Oder da fassen wir uns immer wieder an den Kopf, wie ein Land wie Norwegen treue, engagierte Christen, ohne mit der Wimper zu zucken, wieder in den Iran und nach Afghanistan zurückschickt. Was für ein Unrecht, das da vielen unserer Gemeindeglieder zuvor in Norwegen angetan wurde! Doch zugleich möchte ich der norwegischen Regierung eigentlich immer wieder einmal einen Dankesbrief schreiben, weil sie uns mit ihrem so unfasslichen Verhalten immer wieder solch wunderbare Menschen in unsere Gemeinde schickt, die unser Gemeindeleben nun schon wesentlich mittragen. Aus dem Bösen, was unsere Geschwister in Norwegen erleben mussten, macht Gott immer wieder Gutes, lässt daraus Segen für alle Beteiligten erwachsen.

Und da ist noch eine zweite wichtige Beobachtung, die wir hier in unserer alttestamentlichen Lesung machen können: „Nun vergib doch diese Missetat uns, den Dienern des Gottes, deines Vaters“, so bitten die Brüder den Joseph nach der Übersetzung Martin Luthers. Doch wörtlich heißt es eigentlich: „Nun trage doch diese Missetat weg, beseitige sie!“ Doch das kann der Joseph nicht, darauf kann er nicht eingehen. „Stehe ich denn an Gottes statt?“ – So fragt er. Schuld tragen und wegnehmen, das kann kein Mensch. Das kann wirklich nur Gott allein. Das kann wirklich nur der eine, an dem Menschen so böse gehandelt haben und bei dem Gott doch aus diesem Bösen unendlich Gutes hat entstehen lassen. Das kann nur Christus selber, der unendlich Böses hat erleiden müssen, der unschuldig ans Kreuz genagelt worden ist. Doch aus dem, was Menschen ihm Böses angetan haben, hat Gott eben auch unendlich Gutes entstehen lassen – Heil für die ganze Welt. Denn der, der da am Kreuz gehangen hat, der hat tatsächlich die Sünde der ganzen Welt getragen, er, das Lamm Gottes, er, den wir mit eben diesen Worten in jedem Gottesdienst anbeten bei der Feier des Heiligen Mahls. Christus trägt die Schuld der ganzen Welt. Er hat auch die Strafe für die Schuld des iranischen Regimes auf sich genommen, die Strafe für die Schuld der Taliban, hat auch für sie am Kreuz gehangen. Und er hat eben auch deine Schuld auf sich genommen und weggenommen – auch die Schuld, die du selber gar nicht mehr in Ordnung bringen kannst, auch die Schuld, die ein anderer Mensch dir vielleicht überhaupt nicht vergeben will und wird. Da, wo wir Menschen mit der Aufarbeitung von Schuld und Versagen an unsere Grenzen stoßen und nicht mehr weiterkommen, da fängt Christus erst an, trägt unsere Schuld, schleppt sich mit ihr ab, damit sie nicht länger unser Leben vergiften und kaputt machen kann.

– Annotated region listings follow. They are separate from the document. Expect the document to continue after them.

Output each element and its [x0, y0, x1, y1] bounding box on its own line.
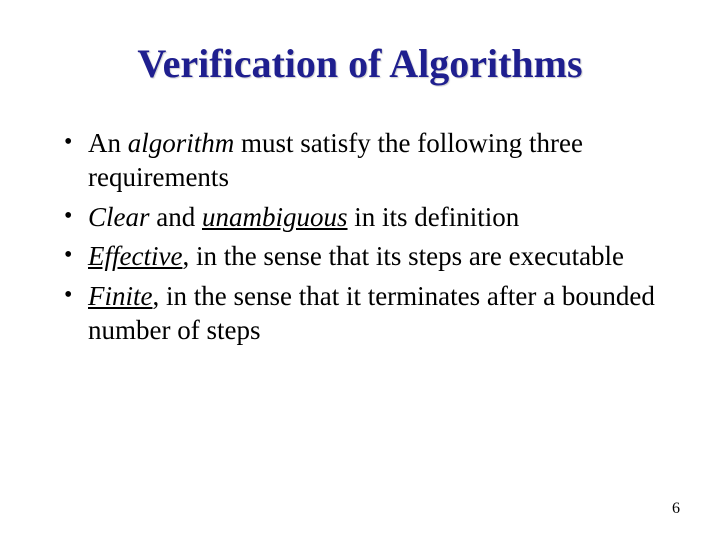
bullet-emph: Clear	[88, 202, 150, 232]
bullet-emph: Effective	[88, 241, 182, 271]
slide-title: Verification of Algorithms	[50, 40, 670, 87]
bullet-text: , in the sense that it terminates after …	[88, 281, 655, 345]
list-item: An algorithm must satisfy the following …	[60, 127, 670, 195]
bullet-list: An algorithm must satisfy the following …	[50, 127, 670, 348]
list-item: Clear and unambiguous in its definition	[60, 201, 670, 235]
bullet-text-prefix: An	[88, 128, 128, 158]
bullet-text: , in the sense that its steps are execut…	[182, 241, 624, 271]
list-item: Finite, in the sense that it terminates …	[60, 280, 670, 348]
bullet-text: and	[150, 202, 202, 232]
bullet-emph: Finite	[88, 281, 152, 311]
bullet-text: in its definition	[348, 202, 520, 232]
bullet-emph: unambiguous	[202, 202, 348, 232]
slide-container: Verification of Algorithms An algorithm …	[0, 0, 720, 540]
bullet-emph: algorithm	[128, 128, 235, 158]
page-number: 6	[672, 500, 680, 518]
list-item: Effective, in the sense that its steps a…	[60, 240, 670, 274]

Lasst euren Blick darum immer wieder von eurer Schuld und von der Schuld der anderen hin auf Christus lenken! Staunt immer wieder neu über das Wunder, wie Gott aus Bösem Gutes wirken kann! Auch wenn ihr es jetzt noch nicht sehen könnt: Gott wird auch eure Lebensgeschichte einmal zu einem richtig guten Ende, zu einem echten happy end führen, zu einem viel schöneren noch als bei Joseph damals: Er will euch dahin führen, wo es einmal keine Tränen über erlittenes Unrecht, wo es keine Angst, keine quälende Schuld mehr geben wird: dahin, wo wir einmal für immer bei dem sein und den sehen werden, der die Sünde der Welt, der auch unsere Schuld getragen hat. Das ist unser Ziel, und das macht Versöhnung möglich, jawohl, schon hier und jetzt. Amen.